'It wasn't pretty': Former flood forecaster recalls blizzard that led to Flood of the Century
1997 flood forced more than 28,000 Manitobans from their homes and caused more than $500M in damages
Alf Warkentin knew we were in trouble when he looked out the window.
It was April 5, 1997, and he was looking at a blizzard.
"Back then, I could hardly see across the street for about 24 hours. It was something. That was one of the biggest storms ever," Warkentin said on Tuesday, almost 20 years to the day later.
"Yeah, during the height of that blizzard, I could barely see the trees on the other side of the street."
Warkentin, the province's senior flood forecaster at the time, suspected then what he'd later tell the province: the Flood of the Century was on its way.

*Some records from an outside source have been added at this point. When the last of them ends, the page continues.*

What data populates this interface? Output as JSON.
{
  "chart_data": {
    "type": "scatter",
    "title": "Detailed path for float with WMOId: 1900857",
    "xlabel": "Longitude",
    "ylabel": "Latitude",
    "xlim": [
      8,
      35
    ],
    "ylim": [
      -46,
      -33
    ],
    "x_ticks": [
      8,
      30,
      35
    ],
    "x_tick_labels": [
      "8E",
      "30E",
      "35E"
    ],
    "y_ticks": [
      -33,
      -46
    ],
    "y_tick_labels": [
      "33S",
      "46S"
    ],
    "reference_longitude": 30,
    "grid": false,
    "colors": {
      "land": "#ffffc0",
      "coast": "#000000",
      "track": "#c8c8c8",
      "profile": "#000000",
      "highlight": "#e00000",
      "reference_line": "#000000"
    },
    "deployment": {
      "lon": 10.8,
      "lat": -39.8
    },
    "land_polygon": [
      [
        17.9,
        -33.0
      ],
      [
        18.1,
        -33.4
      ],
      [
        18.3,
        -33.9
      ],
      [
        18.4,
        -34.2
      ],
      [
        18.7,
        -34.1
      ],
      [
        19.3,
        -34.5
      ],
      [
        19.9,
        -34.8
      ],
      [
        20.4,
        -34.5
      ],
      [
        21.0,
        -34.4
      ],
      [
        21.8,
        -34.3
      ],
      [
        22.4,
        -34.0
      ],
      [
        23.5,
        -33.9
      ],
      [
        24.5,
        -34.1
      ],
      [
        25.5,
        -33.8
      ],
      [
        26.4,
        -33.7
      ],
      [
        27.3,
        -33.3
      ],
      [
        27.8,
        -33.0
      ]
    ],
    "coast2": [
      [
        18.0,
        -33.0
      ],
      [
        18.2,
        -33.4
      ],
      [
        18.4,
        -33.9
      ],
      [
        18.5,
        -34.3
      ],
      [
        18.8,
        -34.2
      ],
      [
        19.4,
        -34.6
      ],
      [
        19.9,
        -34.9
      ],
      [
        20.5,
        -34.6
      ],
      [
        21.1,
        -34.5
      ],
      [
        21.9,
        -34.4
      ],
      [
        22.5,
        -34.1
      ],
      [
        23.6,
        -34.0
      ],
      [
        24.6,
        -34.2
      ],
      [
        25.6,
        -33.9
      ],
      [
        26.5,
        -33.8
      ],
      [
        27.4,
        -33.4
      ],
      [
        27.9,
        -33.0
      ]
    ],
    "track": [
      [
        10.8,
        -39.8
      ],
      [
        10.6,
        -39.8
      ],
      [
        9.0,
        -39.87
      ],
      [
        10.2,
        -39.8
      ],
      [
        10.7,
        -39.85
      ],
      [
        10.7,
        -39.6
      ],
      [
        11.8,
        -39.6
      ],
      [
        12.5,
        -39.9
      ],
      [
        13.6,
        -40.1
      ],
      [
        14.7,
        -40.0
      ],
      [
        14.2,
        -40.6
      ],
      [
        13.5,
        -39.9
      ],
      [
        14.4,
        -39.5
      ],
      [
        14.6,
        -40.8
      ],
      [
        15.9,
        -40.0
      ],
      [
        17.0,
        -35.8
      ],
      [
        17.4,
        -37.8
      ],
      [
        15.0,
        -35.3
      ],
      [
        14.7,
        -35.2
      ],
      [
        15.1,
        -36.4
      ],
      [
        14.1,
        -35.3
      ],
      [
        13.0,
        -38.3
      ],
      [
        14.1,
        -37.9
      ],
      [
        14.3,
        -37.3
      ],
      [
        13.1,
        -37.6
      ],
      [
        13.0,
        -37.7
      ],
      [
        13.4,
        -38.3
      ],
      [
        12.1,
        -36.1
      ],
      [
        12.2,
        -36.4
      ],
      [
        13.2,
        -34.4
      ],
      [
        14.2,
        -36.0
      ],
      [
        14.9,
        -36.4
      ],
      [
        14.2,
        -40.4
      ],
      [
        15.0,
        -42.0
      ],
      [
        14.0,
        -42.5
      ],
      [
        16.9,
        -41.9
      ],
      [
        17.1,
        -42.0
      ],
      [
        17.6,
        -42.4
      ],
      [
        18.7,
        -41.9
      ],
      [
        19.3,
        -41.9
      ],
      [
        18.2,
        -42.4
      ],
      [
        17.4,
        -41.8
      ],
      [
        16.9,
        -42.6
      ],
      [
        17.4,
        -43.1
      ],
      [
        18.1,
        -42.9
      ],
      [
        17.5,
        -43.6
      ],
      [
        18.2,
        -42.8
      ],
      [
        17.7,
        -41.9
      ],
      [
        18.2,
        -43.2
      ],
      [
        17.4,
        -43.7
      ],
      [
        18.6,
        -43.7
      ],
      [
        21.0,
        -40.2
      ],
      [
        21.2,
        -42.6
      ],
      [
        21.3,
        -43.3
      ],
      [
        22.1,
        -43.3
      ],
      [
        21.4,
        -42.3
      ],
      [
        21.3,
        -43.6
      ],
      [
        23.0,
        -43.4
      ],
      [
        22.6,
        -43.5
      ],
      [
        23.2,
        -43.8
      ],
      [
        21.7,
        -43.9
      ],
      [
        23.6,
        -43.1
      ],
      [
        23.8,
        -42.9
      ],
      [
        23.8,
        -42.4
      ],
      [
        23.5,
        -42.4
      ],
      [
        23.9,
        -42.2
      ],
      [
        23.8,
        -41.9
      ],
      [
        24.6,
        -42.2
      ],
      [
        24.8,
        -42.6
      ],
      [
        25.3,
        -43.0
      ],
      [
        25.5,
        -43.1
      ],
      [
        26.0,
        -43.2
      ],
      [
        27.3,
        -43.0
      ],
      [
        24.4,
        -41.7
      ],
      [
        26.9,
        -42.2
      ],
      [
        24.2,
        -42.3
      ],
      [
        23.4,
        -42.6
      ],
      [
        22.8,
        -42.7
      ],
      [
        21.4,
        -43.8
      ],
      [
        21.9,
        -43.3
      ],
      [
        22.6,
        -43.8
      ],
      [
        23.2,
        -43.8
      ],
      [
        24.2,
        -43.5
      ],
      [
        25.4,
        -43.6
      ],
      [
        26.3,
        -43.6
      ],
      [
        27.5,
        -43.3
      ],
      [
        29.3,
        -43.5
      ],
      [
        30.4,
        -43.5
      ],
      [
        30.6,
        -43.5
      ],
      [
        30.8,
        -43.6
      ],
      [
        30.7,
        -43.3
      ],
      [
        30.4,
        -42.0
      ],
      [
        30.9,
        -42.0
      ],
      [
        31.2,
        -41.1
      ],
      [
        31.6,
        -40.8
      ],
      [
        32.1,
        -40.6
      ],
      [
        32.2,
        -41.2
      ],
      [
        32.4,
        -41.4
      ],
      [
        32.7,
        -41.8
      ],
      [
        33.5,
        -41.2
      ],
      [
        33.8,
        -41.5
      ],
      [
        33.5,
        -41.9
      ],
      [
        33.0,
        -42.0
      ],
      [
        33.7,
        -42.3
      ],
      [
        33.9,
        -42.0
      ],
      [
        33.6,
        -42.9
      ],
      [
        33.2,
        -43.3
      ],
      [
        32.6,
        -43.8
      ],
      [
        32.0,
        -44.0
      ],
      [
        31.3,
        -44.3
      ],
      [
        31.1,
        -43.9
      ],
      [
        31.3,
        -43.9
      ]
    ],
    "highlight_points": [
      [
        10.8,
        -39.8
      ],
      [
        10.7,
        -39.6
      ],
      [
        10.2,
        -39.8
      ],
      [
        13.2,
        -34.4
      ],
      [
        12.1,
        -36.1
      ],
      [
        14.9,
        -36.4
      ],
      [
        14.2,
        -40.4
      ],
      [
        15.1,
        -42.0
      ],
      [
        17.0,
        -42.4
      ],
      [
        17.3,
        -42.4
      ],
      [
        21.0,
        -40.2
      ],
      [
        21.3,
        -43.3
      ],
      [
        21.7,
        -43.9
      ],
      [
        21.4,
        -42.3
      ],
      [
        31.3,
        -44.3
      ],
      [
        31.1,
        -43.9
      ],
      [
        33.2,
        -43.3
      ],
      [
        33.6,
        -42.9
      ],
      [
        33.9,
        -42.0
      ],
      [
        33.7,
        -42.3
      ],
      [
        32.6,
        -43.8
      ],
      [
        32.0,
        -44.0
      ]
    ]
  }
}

In the next 24 hours, as much as 50 centimetres of snow fell on the Red River Valley, from Wahpeton, N.D. — south of Fargo — all the way to Winnipeg and north. The spring temperatures made it heavy, and the snow snapped power lines and caved in the roof of the Sears warehouse in Winnipeg's North End.
The blizzard was followed by an eerie silence, Warkentin says. Every highway and school in the south part of the province was closed. Drivers walked away from vehicles snowed-in on the roads.
For almost a day, no flights left the Winnipeg airport, stranding hundreds of passengers.
'It looked really bad'
For Warkentin, however, it was the start of a day-long sprint to put together a new flood forecast. As the only flood forecaster in the province at the time, he worked alone.
"I knew everybody wanted an update right away for the forecast. People wanted to know just exactly what are we facing, how much are we going to have to raise the dikes, if we have to," he said.
"A lot of people knew that something would have to be done. So I had to call Emergency Measures and they picked me up, took me to work, and I got right to work to update the forecast."
At the time, people who paid attention were already getting nervous, Warkentin said. There was already a lot of flooding in the Fargo, N.D., area, and the significant snowpack in the region didn't bode well. Towns in the Red River Valley were already talking about raising their ring dikes, but the idea was shot down by provincial management.
Warkentin finished his updated forecast a day after starting it.
"It wasn't pretty," Warkentin said.
"The new forecast came out a day later and, well, it wasn't the news that most people wanted to hear. It looked really bad, and they'd have to raise the ring dikes. All the valley towns would have to raise the ring dikes quite significantly."
Not everyone bought it right away.
"At that time there was still some questions about, well, is the forecast correct? And all eyes were looking south to Grand Forks and Fargo to see what's happening there," Warkentin said. "I think there was still quite a lot of doubters out there until the day when Grand Forks fell — it was April 19."
Most of the 60,000 people in Grand Forks were forced to evacuate the city as the waters rose, and an ensuing fire destroyed several of the city's historic buildings.
"Well, that was the moment of truth," Warkentin said. "I think everybody was a believer by that time."
Thanks to the blizzard, spring run-off levels doubled, raising river levels. Flooding eventually forced more than 28,000 Manitobans out of their homes and caused more than $500 million in damage in the province.
The Canadian military came in to help. At peak involvement, CBC news reported some 8,000 soldiers were in Manitoba, the largest Canadian deployment since the Korean War.
The storm was followed by a 10-day cold snap, Warkentin said — a stroke of luck in an unlucky season. Chilly weather kept the ground in the Red River Valley cold, giving heavy-machinery operators the chance to raise dikes around towns without slipping and sliding in wet clay.
If temperatures hadn't dropped, Warkentin said it might not have been the same story.
"They would've had a very difficult time," Warkentin said.
"I don't know if they would've made it, quite frankly."